These are the main 7 projects that comprised 49% of myt grade in CS320: Data Programming II at the University of Wisconsin Madison. The course was taught by Tyler Caraza-Harter and I took it in Spring 2022.
Most of this project is review Python concepts from the previous course, CS220, and the end of it focuses on new topics check_output, time, and git.
In this project I analyzed every loan application made in Wisconsin in 2020, and practiced classes, large datasets, trees, recursion, testing, and writing modules.
In this project I built a module that could search through graphs in both BFS and DFS methods, and then used applied that method to search through graphs, matrices, and the web.
For this project I build a website using flask that displays multiple plots on the home page, a page for browsing through the table behind the plots, a link to a donation page that is optimized via A/B testing, and a subscirbe button that only accepts valid email addresses.
In this project I analyzed the statements and reports that companies made to the SEC's EDGAR database over the course of one day. This was great practice with working with a huge dataset, manipulating the data using modules, using regex, and data visualization.

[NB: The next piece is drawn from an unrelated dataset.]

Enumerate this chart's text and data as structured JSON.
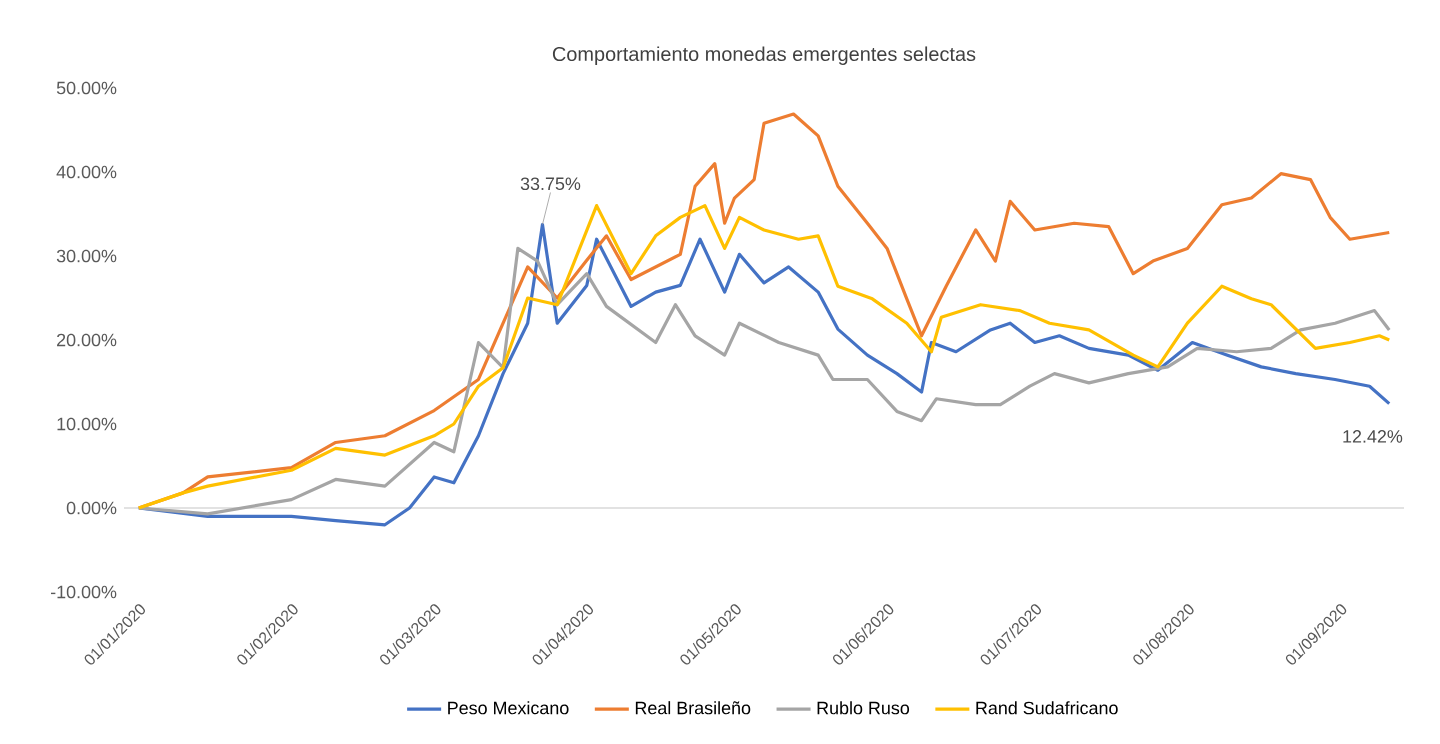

For this project I made predictions about census data for Wisconsin using regression models. I extracted data using SQL queries from four files to construct DataFrames suitable for machine learning training during this project. I also used matrices to visualize land data in Milwaukee. Finally, I had to develop and deploy a model to predict population on a per-census tract basis with a requirement of having an explained variance of at least 0.35.
In the final project of the semester, I used web browsing data to develop and deploy a logistic regression classification model that would predict which users are interested in receiving an email promotion, with a requirement of 75% accuracy on the test data.